Recent state-of-the-art models for ASR, MT, and TTS have mainly been built using Deep Neural Networks(DNN), in particular, an encoder-decoder model with an attentional mechanism. Several works have attempted to construct end-to-end direct speech translation using DNN. However, the usefulness of these models has only been investigated on language pairs of similar syntax and word order (e.g., English-French or English-Spanish). For syntactically distant language pairs (e.g., English-Japanese), speech translation requires distant word reordering.
This thesis addresses syntactically distant language pairs that suffer from long-distance reordering. We focus mainly on English (subject-verb-object (SVO) word order) and Japanese (SOV word order) language pairs. First, we propose a neural speech translation without requiring significant changes in the cascade ASR and MT structure. Specifically, we construct a neural network model that passing ASR all candidate scores to the MT part. The MT part could consider the ASR hypothesis in the translation process and learn how to recover ASR error during translation. We demonstrate how the acoustic information help to recover the ASR error and improve the translation quality in our proposed model.

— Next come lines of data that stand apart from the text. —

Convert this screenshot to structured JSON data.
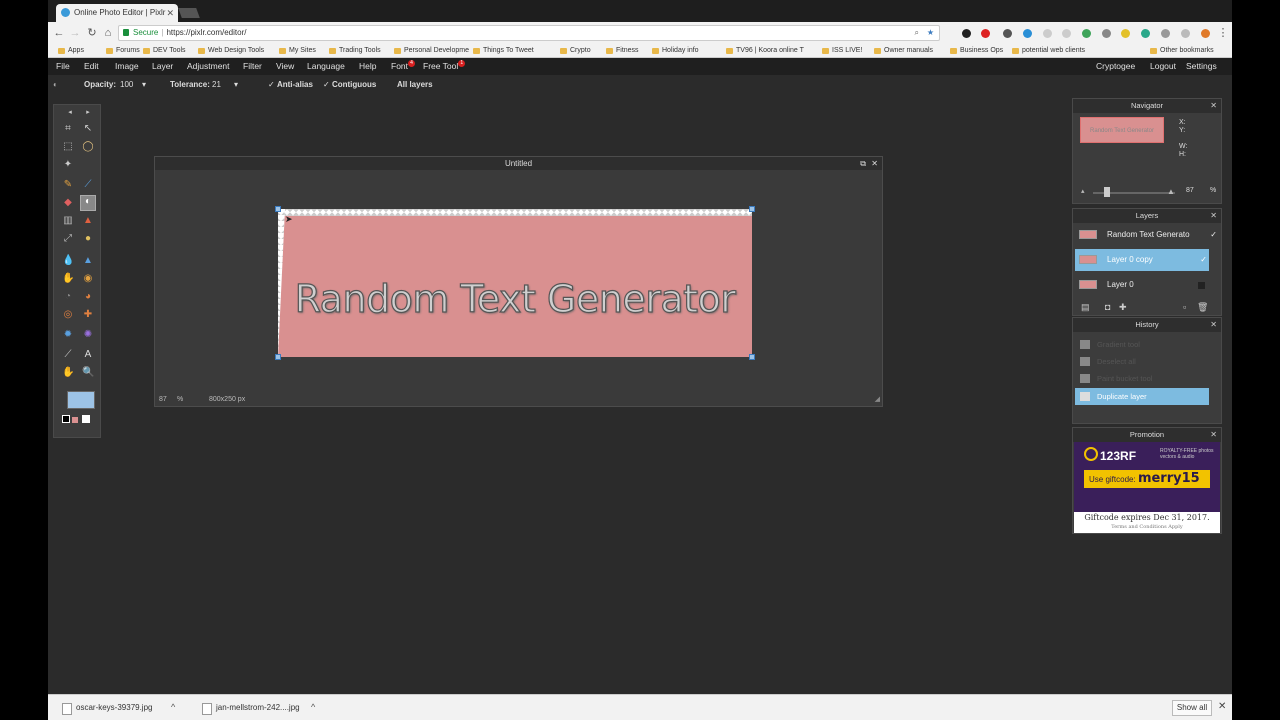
{
  "browser": {
    "tab_title": "Online Photo Editor | Pixlr",
    "address_secure": "Secure",
    "url": "https://pixlr.com/editor/",
    "bookmarks": [
      "Apps",
      "Forums",
      "DEV Tools",
      "Web Design Tools",
      "My Sites",
      "Trading Tools",
      "Personal Developme",
      "Things To Tweet",
      "Crypto",
      "Fitness",
      "Holiday info",
      "TV96 | Koora online T",
      "ISS LIVE!",
      "Owner manuals",
      "Business Ops",
      "potential web clients"
    ],
    "other_bookmarks": "Other bookmarks"
  },
  "menu": {
    "items": [
      "File",
      "Edit",
      "Image",
      "Layer",
      "Adjustment",
      "Filter",
      "View",
      "Language",
      "Help",
      "Font",
      "Free Tool"
    ],
    "right": [
      "Cryptogee",
      "Logout",
      "Settings"
    ],
    "badge_font": "4",
    "badge_freetool": "1"
  },
  "options": {
    "opacity_label": "Opacity:",
    "opacity_value": "100",
    "tolerance_label": "Tolerance:",
    "tolerance_value": "21",
    "antialias": "Anti-alias",
    "contiguous": "Contiguous",
    "all_layers": "All layers"
  },
  "document": {
    "title": "Untitled",
    "zoom": "87",
    "zoom_unit": "%",
    "dimensions": "800x250 px",
    "canvas_text": "Random Text Generator",
    "canvas_color": "#d99090"
  },
  "navigator": {
    "title": "Navigator",
    "x_label": "X:",
    "y_label": "Y:",
    "w_label": "W:",
    "h_label": "H:",
    "zoom": "87",
    "zoom_unit": "%",
    "thumb_text": "Random Text Generator"
  },
  "layers": {
    "title": "Layers",
    "items": [
      {
        "name": "Random Text Generato",
        "selected": false
      },
      {
        "name": "Layer 0 copy",
        "selected": true
      },
      {
        "name": "Layer 0",
        "selected": false
      }
    ]
  },
  "history": {
    "title": "History",
    "items": [
      "Gradient tool",
      "Deselect all",
      "Paint bucket tool",
      "Duplicate layer"
    ]
  },
  "promotion": {
    "title": "Promotion",
    "brand": "123RF",
    "tagline": "ROYALTY-FREE photos vectors & audio",
    "code_label": "Use giftcode:",
    "code": "merry15",
    "expiry": "Giftcode expires Dec 31, 2017.",
    "terms": "Terms and Conditions Apply"
  },
  "downloads": {
    "items": [
      "oscar-keys-39379.jpg",
      "jan-mellstrom-242....jpg"
    ],
    "show_all": "Show all"
  },
  "colors": {
    "accent": "#7dbbe0",
    "handle": "#9dc3e6"
  }
}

Next, we propose the first attempt to build an end-to-end attentional speech translation system on syntactically distant language pairs that suffer from long-distance reordering. To guide the encoder-decoder attentional model on this challenging problem, we construct end-to-end speech-to-text translation with transcoding and utilize curriculum learning (CL) strategies that gradually train the network for end-to-end speech translation tasks by adapting the decoder or encoder parts. We then focus on text-to-speech translation tasks and apply speech information to the target text decoding process. Our proposed approach shows the speech information helps target text generation, and the generated results accurate to the reference sentence. Finally, we propose a complete end-to-end speech-to-speech translation system and compare the performance with the state of the art system. Our experiment results show that the proposed approaches provide significant improvements in comparison with end-to-end speech translation models.